I know that polynomials can be refactored in terms of their roots. However, this must imply that two different polynomials have different roots (this is just what I think). So my question is: Are polynomials with the same roots identical? - if so, why?

A follow-up question that is also about the uniqueness of roots and polynomials can be found here: Is the set of roots unique for each $g(x)$ in $a_n x^n + g(x)$?

Solution 1:

No, they are not.

For instance, $2x^2-2$ and $x^2-1$ have the same roots, yet they are not identical.

And, depending on what you mean by "the same roots", we have that $x^2-2x+1$ and $x-1$ have the same roots, yet they are not identical.

Again, depending on what you mean by "the same roots", $x^3+x$ and $x^3+2x$ both only have one real root, yet they are not the same.

However, if two monic polynomials have the same roots, with the same multiplicities, over some algebraicaly closed field (like the complex numbers $\Bbb C$) then yes, they are identical.

Solution 2:

The accepted answer is deservedly so, a great explanation. As I read this, I thought of my students who are visual learners, for whom, a picture is worth a thousand words, and this would answer their question with almost no further comment.

The image above shows a simple $Y=(X-1)(X-2)(X-3)$ and an overlapping $Y=-3(X-1)(X-2)(X-3)$.

This helps show that manipulation made to an equation such as factoring may preserve the roots, but do not leave an equation with the the same nature, e.g. the end behaviour which might be important, is easily lost.

Edit - by popular demand, I'm adding the original graph, and an overlapping one with 2 as a double root.

Solution 3:

For polynomials over $\mathbb{R}$, the answer is no; for example, $f(x)=x$ and $g(x) = x(x^2+1)$ have the same roots over $\mathbb{R}$—with the same multiplicities—but they are not equal.

For polynomials over $\mathbb{C}$, the answer is almost.

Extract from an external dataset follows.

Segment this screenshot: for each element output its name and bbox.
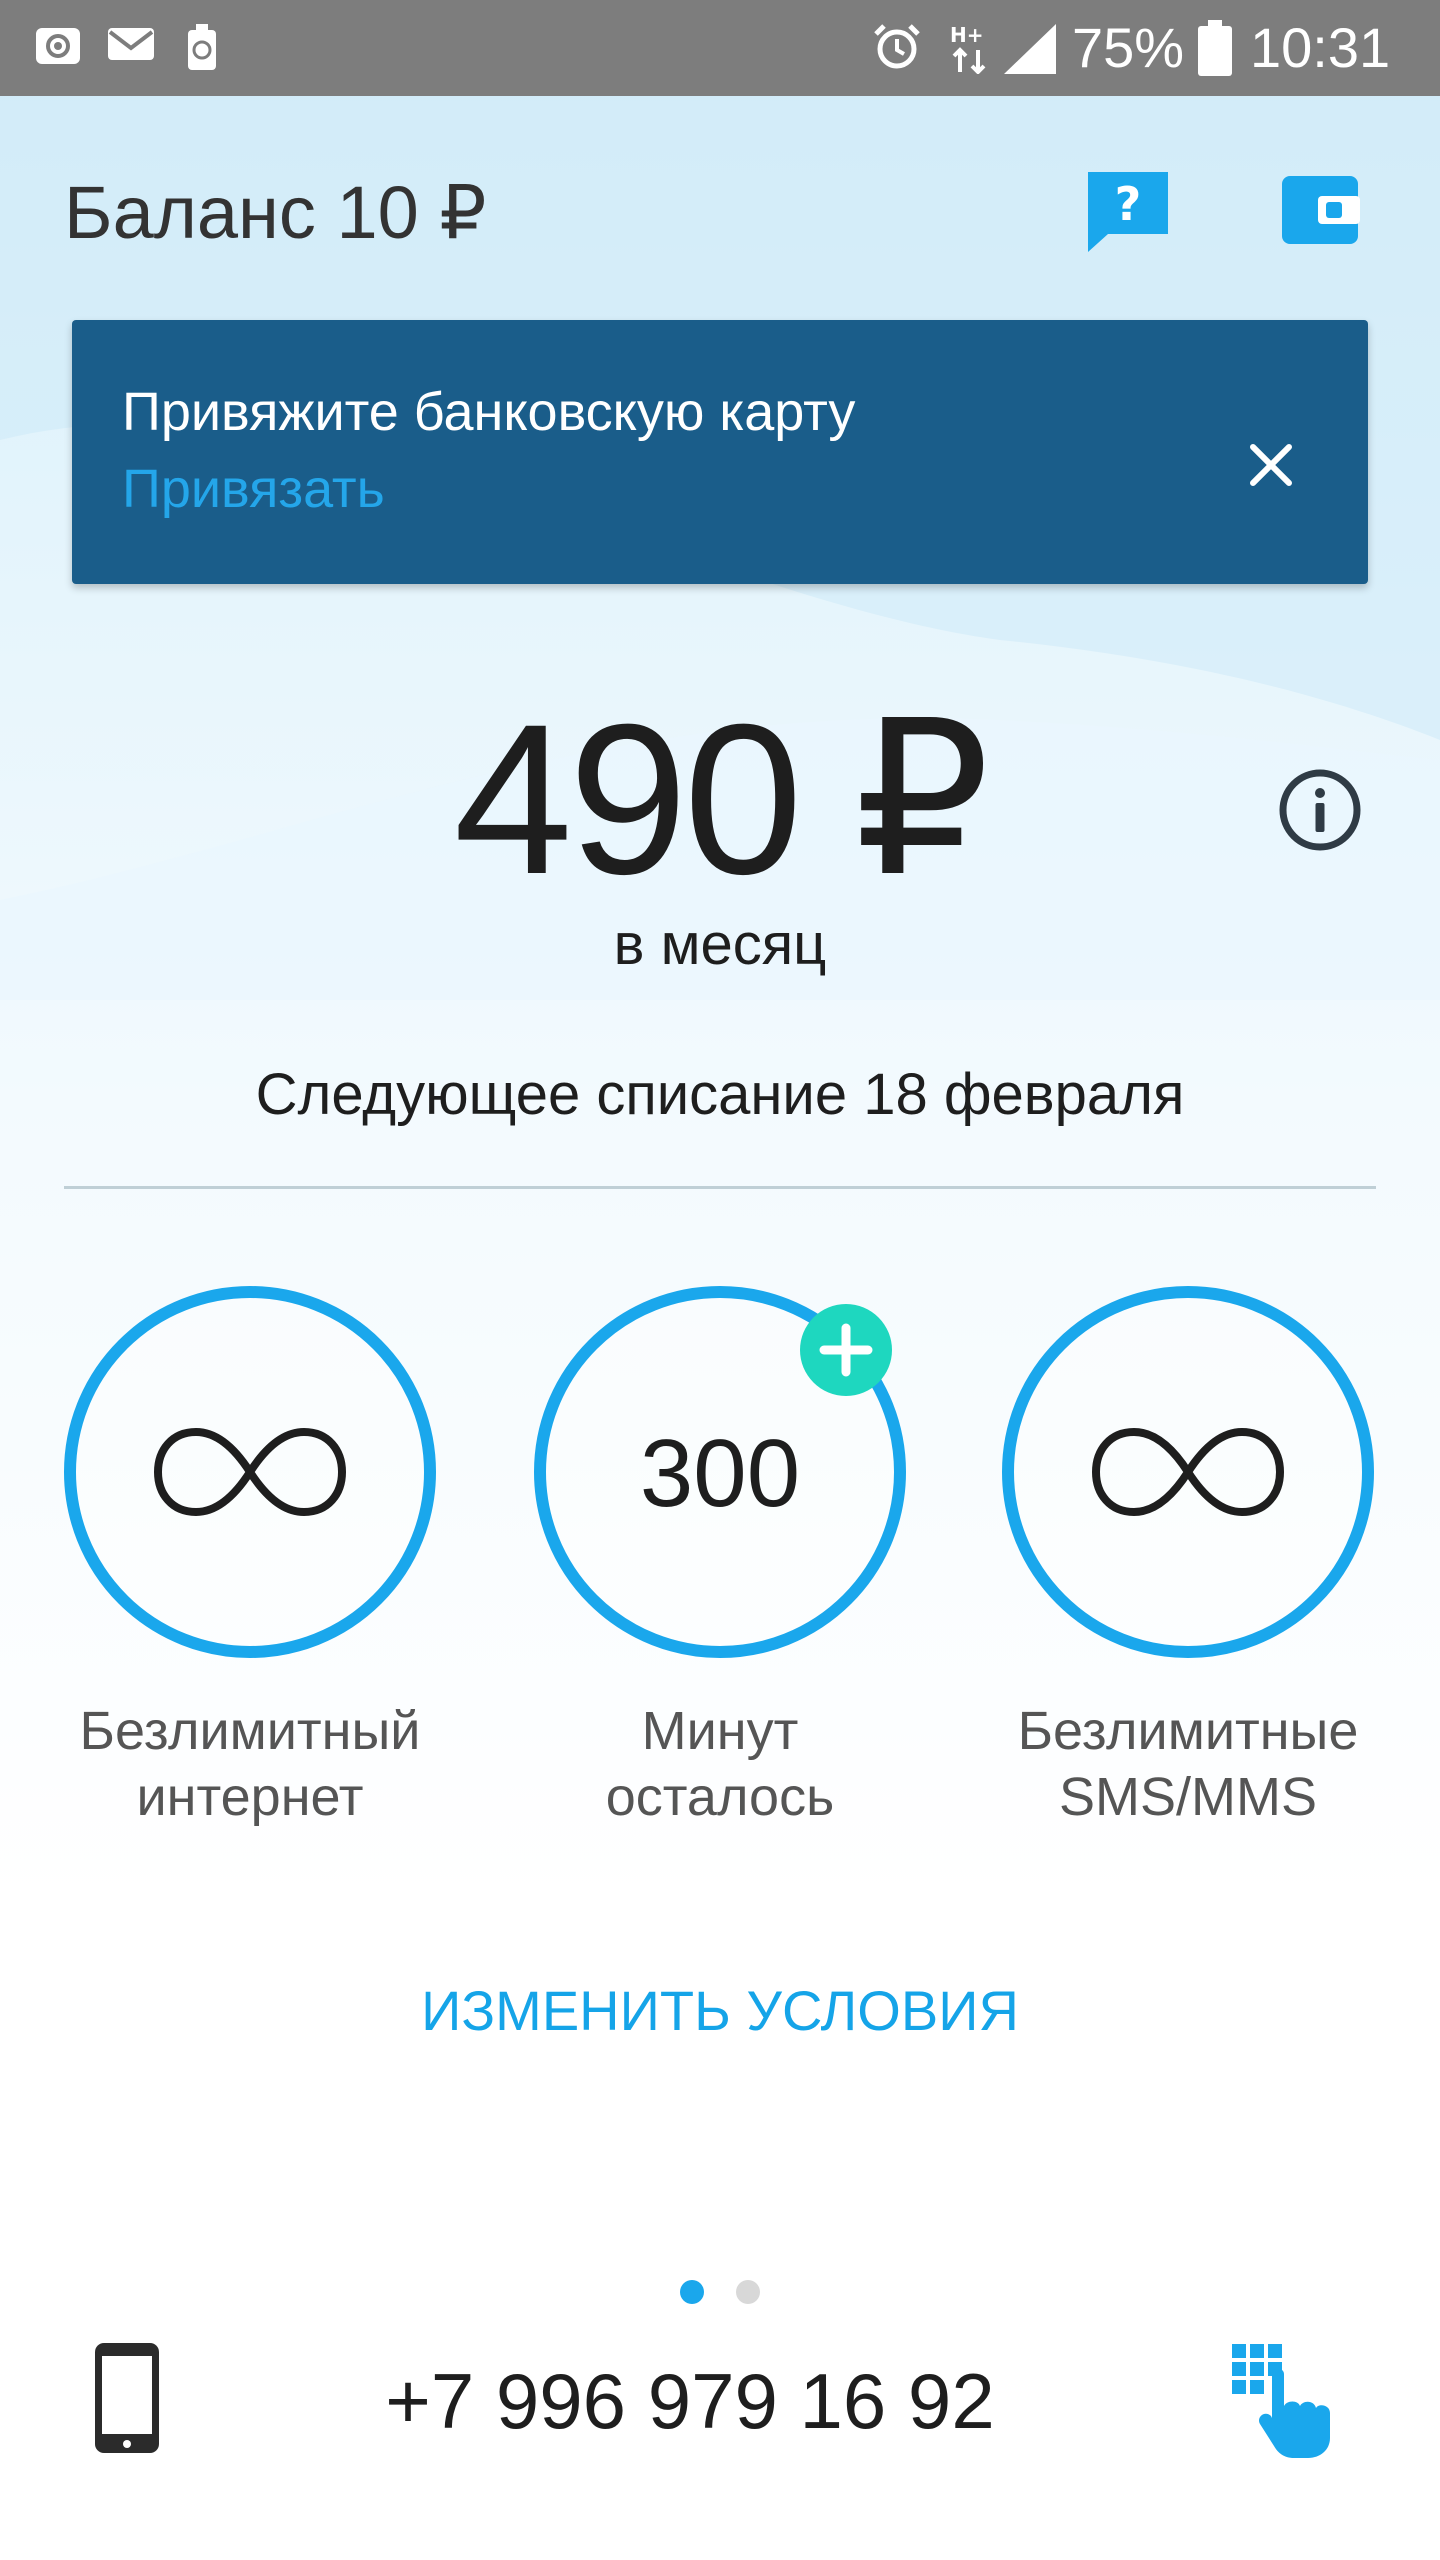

The fundamental theorem of algebra says that every polynomial over $\mathbb{C}$ of degree $n \ge 1$ splits uniquely into $n$ linear factors. So if $f$ and $g$ have the same roots $\alpha_1,\alpha_2,\dots,\alpha_n$, listed with multiplicity, then $$ f(x) = \lambda (x-\alpha_1)\cdots(x-\alpha_n) \text{ and } g(x) = \mu(x-\alpha_1)\cdots(x-\alpha_n) $$ for some $0 \ne \lambda,\mu \in \mathbb{C}$. So roots (with multiplicity) determine polynomials over $\mathbb{C}$ up to a multiplicative constant and, in particular, monic polynomials over $\mathbb{C}$ are uniquely determined by their roots.

For polynomials over finite fields, the answer is very much no. There are polynomials that don't just have the same roots, but they have all the same values for every input. For example, the polynomials $f(x) = x$ and $g(x)=x^3$ over $\mathbb{F}_2$ satisfy $f(x)=g(x)$ for all $x \in \mathbb{F}_2$, and yet $f \ne g$.

Solution 4:

No, they aren't:

$f_1(x)=(x+1)(x-2)$ and $f_2(x)=5(x+1)(x-2)$ have the same roots. But they don't even need to have same degree to have the same roots: $f_3(x)=x^2$ has the same root as $f_4(x)=x$.